当方、基本的にお菓子作りは管轄外だが、諸々の事情で「製菓材料店」に伺う機会があった。

さすが専門店の品揃え、さりとてわたしが買ったところで豚に真珠、でも手ぶらで帰るのも…、と悩んだ末「そのまま食べられるから」という理由で、製菓用チョコレートを購入した。

夕方、家事をしながらそのタブレット状のチョコレートを2枚ほど口に放り込んだ。
わたしは重度のチョコレート中毒で、特に在宅中はある程度の間隔で身体に取り入れねば禁断症状が出るのだ。

口の中で滑らかに溶けていくタブレットを思わず吐き出しそうになった。広がる苦味、渋味。そしてまとわりついて消えないその味。
なんじゃこりゃ?!
パッケージを見返すと、チョコレートだと思っていたそれは「カカオマス」だった。チョコレート好きなら聞いたことがあろうものだが、こんな味だったのか。チョコレート菓子に深みとコクをプラスするための品で、単体で食べるものではないのだ。想定外の結果にガッカリした。自分の無知っぷりも情けない。

開封した以上は迫り来るバレンタインに向けて活用するか。恨めしい気持ちで冷蔵庫にしまう。

しかし後に、このカカオマスの素晴らしい活用法を考案。わたしが「常備薬」として置いている、名糖の「アルファベットチョコレート」やフルタの「生クリームチョコレート」などのお手頃価格チョコ、そのままでも十分美味しいそれらを口に入れ、間髪入れずカカオマスも投下。すると、なんということでしょう、とろける甘味と苦味のマリアージュ、味にコクと深みが増すではありませんか。

口の中で混ぜりゃおいしい!と大真面目に喜ぶ、小学生レベルの自分が嘆かわしいが、なかなか良いものを手に入れた。経済的チョコが一気にグレードアップ、おすすめです。

それにしても、わたしのようなチョコレート・ジャンキーにとって、この季節はほとんど拷問である。

パティスリー、チェーン店、ファストフードにあげくはファミレスまで、こぞってバレンタイン限定・本気のチョコレートスイーツを売り出す。

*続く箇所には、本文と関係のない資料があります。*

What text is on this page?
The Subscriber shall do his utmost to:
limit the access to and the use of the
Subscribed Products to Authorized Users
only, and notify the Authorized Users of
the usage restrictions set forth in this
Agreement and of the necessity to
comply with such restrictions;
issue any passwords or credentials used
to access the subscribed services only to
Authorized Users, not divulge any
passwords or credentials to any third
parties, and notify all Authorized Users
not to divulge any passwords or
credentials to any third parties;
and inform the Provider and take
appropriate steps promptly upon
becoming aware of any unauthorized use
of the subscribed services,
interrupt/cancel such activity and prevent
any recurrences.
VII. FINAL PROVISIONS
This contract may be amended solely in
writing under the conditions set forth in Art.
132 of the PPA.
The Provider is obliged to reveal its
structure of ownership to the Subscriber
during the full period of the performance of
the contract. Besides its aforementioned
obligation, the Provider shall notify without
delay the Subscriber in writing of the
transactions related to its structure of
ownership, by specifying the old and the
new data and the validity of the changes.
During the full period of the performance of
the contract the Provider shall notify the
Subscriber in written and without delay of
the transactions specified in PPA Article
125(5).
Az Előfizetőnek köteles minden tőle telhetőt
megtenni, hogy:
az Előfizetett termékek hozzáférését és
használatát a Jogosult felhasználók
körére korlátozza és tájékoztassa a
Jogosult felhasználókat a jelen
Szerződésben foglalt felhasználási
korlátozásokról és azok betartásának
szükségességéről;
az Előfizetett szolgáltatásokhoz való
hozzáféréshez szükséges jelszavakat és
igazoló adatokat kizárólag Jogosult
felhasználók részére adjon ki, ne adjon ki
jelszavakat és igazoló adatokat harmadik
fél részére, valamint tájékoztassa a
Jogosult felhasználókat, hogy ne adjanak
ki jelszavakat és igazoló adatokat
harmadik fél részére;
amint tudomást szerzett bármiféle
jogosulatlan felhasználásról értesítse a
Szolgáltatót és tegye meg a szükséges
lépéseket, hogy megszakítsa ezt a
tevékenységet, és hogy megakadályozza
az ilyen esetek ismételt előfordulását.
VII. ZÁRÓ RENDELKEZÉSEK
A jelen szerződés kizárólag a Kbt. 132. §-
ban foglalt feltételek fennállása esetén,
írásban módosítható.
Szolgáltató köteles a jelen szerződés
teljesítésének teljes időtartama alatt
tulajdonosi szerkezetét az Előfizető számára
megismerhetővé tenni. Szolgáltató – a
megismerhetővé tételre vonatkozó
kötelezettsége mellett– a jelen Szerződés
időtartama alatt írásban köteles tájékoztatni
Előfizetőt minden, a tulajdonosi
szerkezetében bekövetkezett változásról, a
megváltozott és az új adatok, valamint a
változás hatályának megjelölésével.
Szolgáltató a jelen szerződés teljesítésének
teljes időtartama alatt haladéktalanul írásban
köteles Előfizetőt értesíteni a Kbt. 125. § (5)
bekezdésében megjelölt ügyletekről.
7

加えて、百貨店やショッピングモールでのバレンタイン催事!

これだけ食べたいチョコレートがあるのに、その全てを手にすることが出来ない現実に毎年打ちひしがれる。当てつけのようなマスコミの煽りが極めて腹立たしい。

名古屋タカシマヤの「アムールデュショコラ」なんざ、のこのこと丸腰で向かう場所ではない。あれは戦場だ。個人的には「今年も行ったのよわたし、ほんと大変だったわぁ」などと、ほとんどマウント取るためのイベントでしょうよと、悔し紛れに思っている。ただ、あの戦いの土俵に立ったという熱意は評価しよう。

わーわー言っているが、そもそも軍資金不足のわたしは論外だ。戦意はあっても、現場に赴くことすら叶わないなんて。高級チョコなんて夢のまた夢。

まぁ、間違いなくそれは自制に繋がるので良しと思うしかない。情熱だけで突き進むわけには行かないのだ。現実は甘くない。

自分に言い聞かせる。
「胃はひとつ、エンゲル係数は上昇、代謝は下降……」

スマホの画面越しに、魅惑のチョコレートたちをまさに指を咥えて眺める日々だ。わたしレベルのチョコ依存症ならば、見てるだけで幸せであると同時に、苦しさも感じる。

そんな苦悶の時期を乗り越え、ようやく「猫も杓子もチョコレート」シーズンを脱した。この時ばかりは、当日から1日でも過ぎようものなら「あぁそんな事あったね」と平然と手のひらを返す、季節行事に対する妙な日本の風潮を有難く思える。

これで一安心だ。胸をなでおろす。

しかしわたしは知っている。チョコレートの海で溺死寸前のわたしを呼び起こすもの、それは、桜と抹茶の甘く爽やかな香り…。

間髪入れずにやってくる、これらのシーズン。恐ろしいことにわたしはまた、商品パトロールに勤しむこととなるのだ。

だがやはり、
「胃はひとつ、エンゲル係数は上昇、代謝は下降……」

望む全てを手にすることなど、到底叶わない。
くまなく市場調査、商品レビュー等も参考にしつつ吟味した上で、何を食べるか取捨選択。時には断腸の思いで諦めるものもある。そんな苦しさと葛藤の中で思う。

「いっそのこと、嫌いになれたらいいのにね…」

使い古されたラブソングのフレーズまがいの思いを胸に、ひとときの幸せを求め、今日も華やかなピンクや緑のパッケージに目を光らせる。こちとら真剣なんだ。

わたしは一体、何をしているんだろう。